Active Polyethylene Terephthalate (PET) bottles containing 1 or 3% of oxygen scavenger (named 1osPET and 3osPET) were used to pack rosé wine. Changes in the aromatic profiles were monitored during 12months and compared to those of a wine packed in glass bottles. Wine in 1osPET bottles was differentiated from wine in glass or 3osPET bottles by ten aging markers such as cis-dioxane, ethyl pyruvate or furfural. Only trans-1,3-dioxolane allowed to discriminate wine in glass and in 3osPET bottles. Methionol, an oxygen sensitive aroma compound, was preserved in glass and 3osPET bottles but was slightly degraded (15%) in 1osPET bottles. Chemical reactions were the main cause of the aroma compound degradation. Indeed, the total amount of compounds sorbed only reached 160µg considering the bottles and the joint of cap after 12months of storage. The use of PET with 3% of oxygen scavenger is adapted to pack wine for at least 12months.

Aromatic evolution of wine packed in virgin and recycled PET bottles.

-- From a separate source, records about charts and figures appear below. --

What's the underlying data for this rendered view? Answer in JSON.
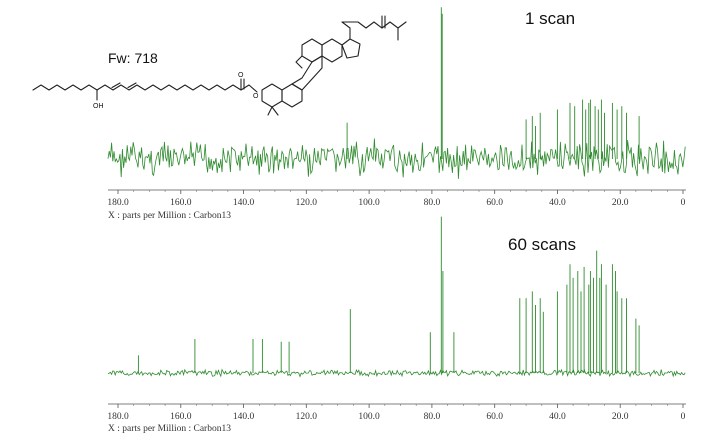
{
  "chart_data": [
    {
      "type": "nmr-spectrum",
      "title": "1 scan",
      "xlabel": "X : parts per Million : Carbon13",
      "xlim": [
        180,
        0
      ],
      "reversed_axis": true,
      "tick_labels": [
        "180.0",
        "160.0",
        "140.0",
        "120.0",
        "100.0",
        "80.0",
        "60.0",
        "40.0",
        "20.0",
        "0"
      ],
      "line_color": "#2e8b2e",
      "noise_level": 0.35,
      "peaks": [
        {
          "ppm": 77.0,
          "intensity": 4.6
        },
        {
          "ppm": 76.7,
          "intensity": 4.4
        },
        {
          "ppm": 107.0,
          "intensity": 1.1
        },
        {
          "ppm": 50.0,
          "intensity": 1.2
        },
        {
          "ppm": 48.0,
          "intensity": 1.3
        },
        {
          "ppm": 47.0,
          "intensity": 1.0
        },
        {
          "ppm": 45.5,
          "intensity": 1.4
        },
        {
          "ppm": 40.0,
          "intensity": 1.5
        },
        {
          "ppm": 36.0,
          "intensity": 1.7
        },
        {
          "ppm": 34.5,
          "intensity": 1.6
        },
        {
          "ppm": 32.0,
          "intensity": 1.8
        },
        {
          "ppm": 31.0,
          "intensity": 1.5
        },
        {
          "ppm": 30.0,
          "intensity": 1.7
        },
        {
          "ppm": 29.5,
          "intensity": 1.8
        },
        {
          "ppm": 28.0,
          "intensity": 1.6
        },
        {
          "ppm": 27.0,
          "intensity": 1.5
        },
        {
          "ppm": 26.0,
          "intensity": 1.8
        },
        {
          "ppm": 25.0,
          "intensity": 1.4
        },
        {
          "ppm": 22.5,
          "intensity": 1.7
        },
        {
          "ppm": 21.0,
          "intensity": 1.5
        },
        {
          "ppm": 19.5,
          "intensity": 1.6
        },
        {
          "ppm": 18.0,
          "intensity": 1.4
        },
        {
          "ppm": 14.0,
          "intensity": 1.3
        }
      ]
    },
    {
      "type": "nmr-spectrum",
      "title": "60 scans",
      "xlabel": "X : parts per Million : Carbon13",
      "xlim": [
        180,
        0
      ],
      "reversed_axis": true,
      "tick_labels": [
        "180.0",
        "160.0",
        "140.0",
        "120.0",
        "100.0",
        "80.0",
        "60.0",
        "40.0",
        "20.0",
        "0"
      ],
      "line_color": "#2e8b2e",
      "noise_level": 0.02,
      "peaks": [
        {
          "ppm": 173.5,
          "intensity": 0.13
        },
        {
          "ppm": 155.5,
          "intensity": 0.25
        },
        {
          "ppm": 137.0,
          "intensity": 0.25
        },
        {
          "ppm": 134.0,
          "intensity": 0.25
        },
        {
          "ppm": 128.0,
          "intensity": 0.23
        },
        {
          "ppm": 125.5,
          "intensity": 0.23
        },
        {
          "ppm": 106.0,
          "intensity": 0.47
        },
        {
          "ppm": 80.5,
          "intensity": 0.3
        },
        {
          "ppm": 77.0,
          "intensity": 1.15
        },
        {
          "ppm": 76.5,
          "intensity": 0.75
        },
        {
          "ppm": 73.0,
          "intensity": 0.3
        },
        {
          "ppm": 52.0,
          "intensity": 0.55
        },
        {
          "ppm": 50.0,
          "intensity": 0.55
        },
        {
          "ppm": 48.0,
          "intensity": 0.6
        },
        {
          "ppm": 47.0,
          "intensity": 0.5
        },
        {
          "ppm": 45.5,
          "intensity": 0.55
        },
        {
          "ppm": 44.5,
          "intensity": 0.45
        },
        {
          "ppm": 40.0,
          "intensity": 0.6
        },
        {
          "ppm": 37.0,
          "intensity": 0.65
        },
        {
          "ppm": 36.0,
          "intensity": 0.8
        },
        {
          "ppm": 35.0,
          "intensity": 0.7
        },
        {
          "ppm": 33.5,
          "intensity": 0.75
        },
        {
          "ppm": 32.5,
          "intensity": 0.6
        },
        {
          "ppm": 31.5,
          "intensity": 0.78
        },
        {
          "ppm": 30.0,
          "intensity": 0.65
        },
        {
          "ppm": 29.5,
          "intensity": 0.75
        },
        {
          "ppm": 28.5,
          "intensity": 0.7
        },
        {
          "ppm": 27.5,
          "intensity": 0.9
        },
        {
          "ppm": 26.5,
          "intensity": 0.7
        },
        {
          "ppm": 26.0,
          "intensity": 0.8
        },
        {
          "ppm": 24.5,
          "intensity": 0.65
        },
        {
          "ppm": 22.5,
          "intensity": 0.8
        },
        {
          "ppm": 21.5,
          "intensity": 0.75
        },
        {
          "ppm": 21.0,
          "intensity": 0.6
        },
        {
          "ppm": 19.5,
          "intensity": 0.55
        },
        {
          "ppm": 18.0,
          "intensity": 0.55
        },
        {
          "ppm": 15.0,
          "intensity": 0.4
        },
        {
          "ppm": 14.0,
          "intensity": 0.35
        }
      ]
    }
  ],
  "structure": {
    "formula_weight_label": "Fw: 718",
    "hydroxyl_label": "OH",
    "oxygen_label": "O"
  }
}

The evolution of the aromatic profile of a rosé wine packed in glass, virgin and recycled PET bottles was studied. Wine stored in PET and glass bottles was clearly differentiated after 5months of storage but only by a limited number of compounds. More pronounced decrease of oxygen sensitive compounds such as methionol was observed in PET bottles as well as the apparition of oxidative and ageing aroma compounds such as ethyl pyruvate, furfural or dioxanes in higher concentration. Compared to virgin PET bottles, recycled PET bottles induced slight changes favouring the presence of esters and alcohols. The chemical evolution of wine was the most important phenomenon that explains the loss of flavour rather than the sorption into PET. Because of their moderate oxygen permeability, the use of virgin PET and recycled PET bottles could be adapted for short conservation of wine but detrimental to aromatic quality if long conservation is intended.

Effect of ethanol on the sorption of four targeted wine volatile compounds in a polyethylene film.

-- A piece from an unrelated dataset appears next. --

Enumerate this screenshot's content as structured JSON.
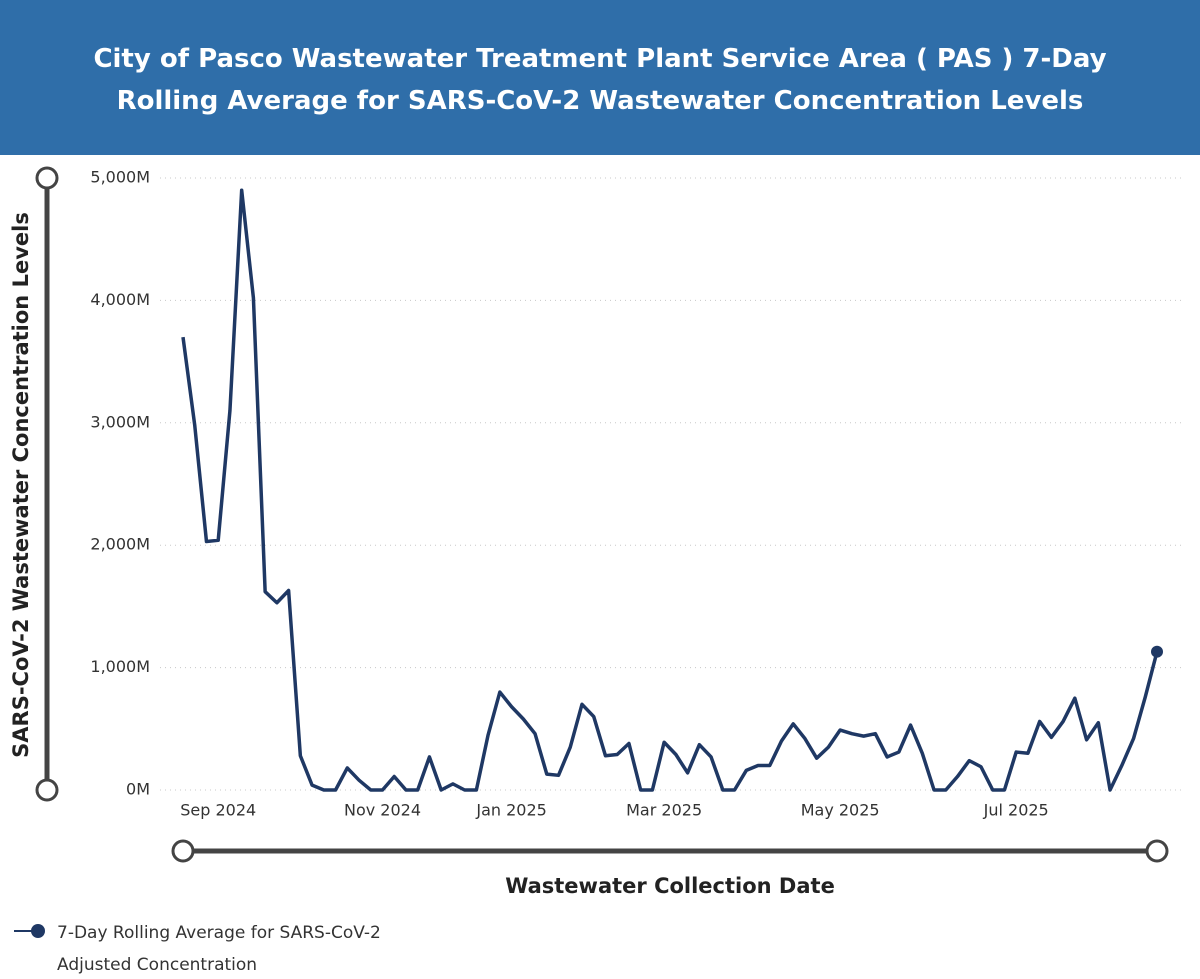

The objectives of this study were to demonstrate that the presence of ethanol in a solution containing two esters and two aromatic alcohols has several consequences on the sorption of these compounds into polyethylene (PE) film. First, sorption of ethanol into the PE film occurred at the same time as water and reached 8 kg m(-3) using 12% v/v of ethanol. This sorption was associated with an increase in PE crystallinity, which may have prevented the sorption of volatile compounds despite their strong affinity with PE film, as evaluated by Hansen solubility parameters. Moreover, increasing the ethanol concentration increased the solubility of the four volatile compounds. In the case of aromatic alcohols, the sorption was decreased in the presence of ethanol as expected. In the case of esters, as their hydrolysis was substantial in the presence of water, the consequence was a higher sorption into the PE film in the presence of ethanol than in its absence. Nevertheless, the sorption also depended on the concentration of ethanol and the heterogeneity of the ethanol-water mixture as well as the presence of other volatile compounds, as in the case of 4-ethylphenol. In conditions simulating wine packaging, losses of volatile compound by sorption and by permeation estimated after only 5 days of contact varied between 0.08 and 25% for 2-phenylethanol and ethyl hexanoate, respectively.